Only a full read of this marvellous 542-page book can do it the justice it deserves that no review of mine can hope to achieve. Unplug the phone, shut out the English 'summer' and indulge yourself with Sophie in the warmth of her true life in a world so far apart from your own! She is a uniquely talented and individual person and this extraordinary work is to be deeply savoured and enjoyed. Tops on any scale of hugs and highly recommended by me as one of many here. The printed editions are to keep for ever.
Thank you so much, Sophie. Thanks also to Perry, Tamzin, and 'Mum and Dad'. I really look forward with great enthusiasm to the promised next instalment. Quite lovely!

Peter Bell on Ride the Wings of Morning


Sunday, 6 May 2012

Reviews and comments ~

Ride the Wings of Morning


What Sophie did next ~
Following her illness with ME/CFS, Sophie Neville travelled to South Africa to stay with a friend, and the different climate led to her rapid recovery. This book is the account of what she got up to over the following few years. Quite a startling mixture - horse safaris, travelling, painting, holiday management and media work in South Africa as it made the transition from Apartheid to full democracy.

It is presented in the form of letters (mostly) between her and her sisters, so the book uncovers the warmth of the relationships within the family, and is written with immediacy and freshness.
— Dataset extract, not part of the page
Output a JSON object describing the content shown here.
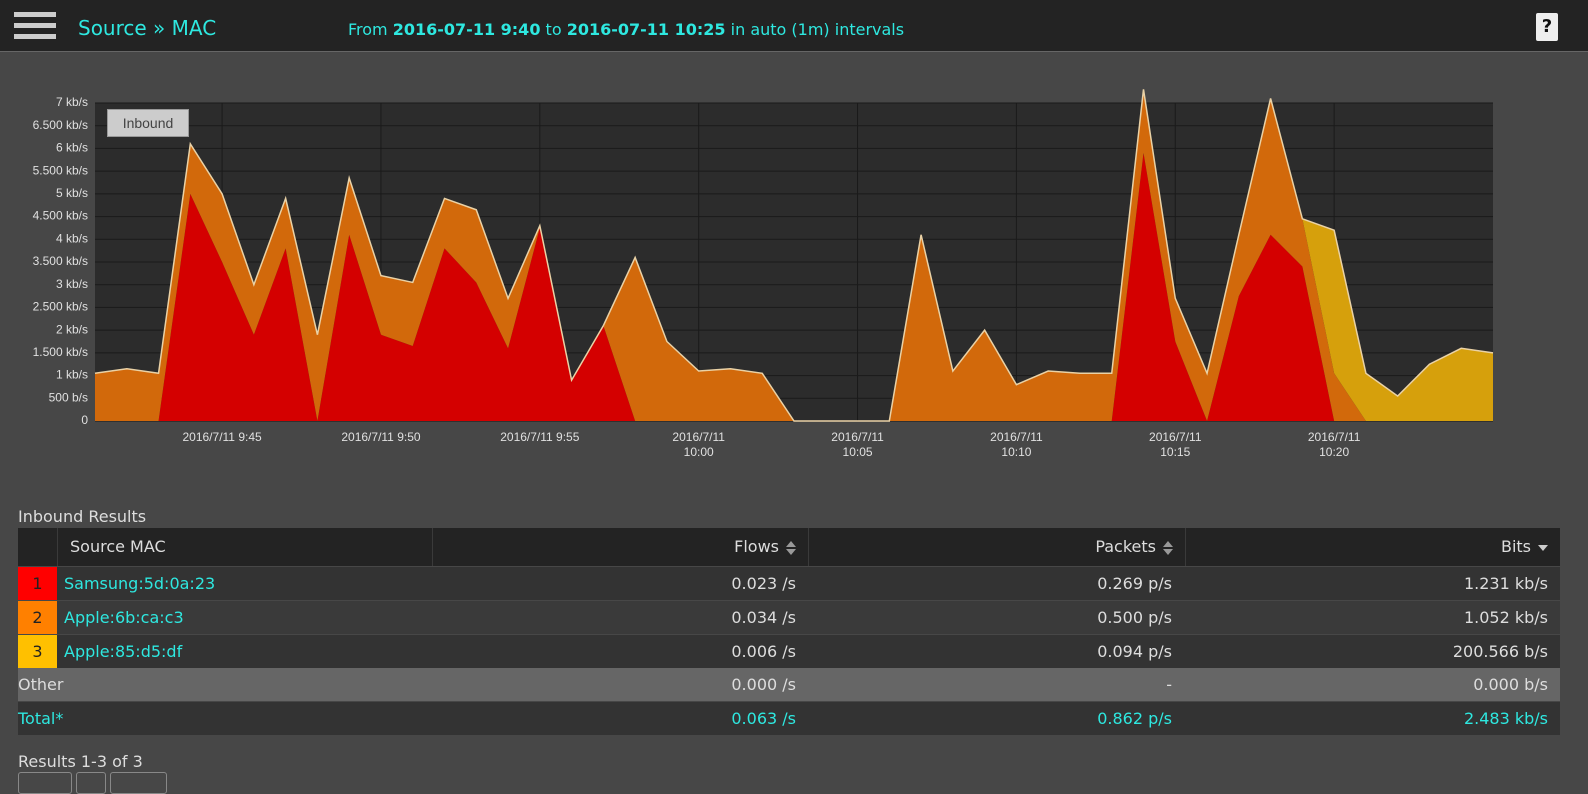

Much other ground is also covered - the wildlife, plenty about horses and misbehaving cars, lively descriptions of the ex-pat and local workers and tourists, a vivid sense of the locations that Neville is writing about. The book also includes as illustrations many of the pictures she drew. In the meantime, the way in which the lives of Tamzin and Perry unfold in Europe is another story.

As with Funnily Enough, this was a book I really hadn't expected to be engaged by - but I was. Thoroughly recommended. P. M. Fernandez



'This is gorgeous work Sophie, you have a real gift for drawing people into your wonderful adventure in a real and intimate way. I feel almost as if I had been there with you. Great work! ‘ Skye Wieland, Queensland, Australia

‘I am reading your book now on Kindle about your time in Africa and I love it! What a sense of humor you and your family have!’ Allen Hunt

‘I love how you’ve captured your journey with sketches and watercolour paintings.’



'I am  loving your book. Your mother sounds like a riot! Love the mama donkey work!’ Kate Coleridge, writing from Cape Town.